Electronic – Base Current vs Emitter Base voltage


Why is it universally stated in so many places that the Base Current Ib controls the collector current Ic in a Bipolar Junction Transistor when I guess it is pretty obvious that its the Emitter Base forward bias voltage that will be responsible for the change in the base current.. Making the Vbe controlling factor of Ic.. It is all very confusing

Best Answer

Voltage does not cause current, current does not cause voltage, at least for any meaningful understanding of the word 'cause'. They both co-exist.

When the base-emitter junction of a transistor is biassed, an Ib flows into the base, while a VBE exists across it.
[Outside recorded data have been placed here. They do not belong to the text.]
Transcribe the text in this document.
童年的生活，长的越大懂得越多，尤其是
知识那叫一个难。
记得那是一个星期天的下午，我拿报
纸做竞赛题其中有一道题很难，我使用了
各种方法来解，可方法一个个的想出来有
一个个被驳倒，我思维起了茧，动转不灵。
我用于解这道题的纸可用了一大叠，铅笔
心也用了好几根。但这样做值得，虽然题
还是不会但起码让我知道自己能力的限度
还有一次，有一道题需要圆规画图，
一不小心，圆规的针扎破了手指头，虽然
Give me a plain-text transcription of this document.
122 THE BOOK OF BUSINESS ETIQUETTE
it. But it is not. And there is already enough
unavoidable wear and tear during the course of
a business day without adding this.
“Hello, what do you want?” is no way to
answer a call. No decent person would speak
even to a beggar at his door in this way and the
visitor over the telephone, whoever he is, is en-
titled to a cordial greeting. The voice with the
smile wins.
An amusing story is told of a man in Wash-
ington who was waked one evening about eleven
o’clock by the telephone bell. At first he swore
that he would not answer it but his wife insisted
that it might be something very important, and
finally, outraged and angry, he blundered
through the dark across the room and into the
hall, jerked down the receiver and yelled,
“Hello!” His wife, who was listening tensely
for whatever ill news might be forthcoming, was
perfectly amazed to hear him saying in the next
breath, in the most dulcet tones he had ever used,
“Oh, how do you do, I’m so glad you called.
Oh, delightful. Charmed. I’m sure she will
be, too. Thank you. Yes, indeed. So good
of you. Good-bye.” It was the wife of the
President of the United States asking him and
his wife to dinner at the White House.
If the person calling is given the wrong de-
If we now measure the collector-emitter current, we find the ratio to the base current is more or less constant over a very wide range, many orders of magnitude. This is sufficiently useful that engineers call this ratio beta.

The ratio of collector current to VBE varies with the base current. The ratio of them is still useful, engineers call it the transconductance or gm of the transistor, but it's valid at only one base current setting. So while the BJT is also voltage controlled, as the relationship is non-linear, it's not useful for doing calculations for the initial biassing of the transistor, which usually involves comparing currents over a wide range.

This means that when biasing up a transistor, the beta×Ib expression is most useful for collector current. When using a biased transistor as an amplifier, the gm×VBE expression is frequently used.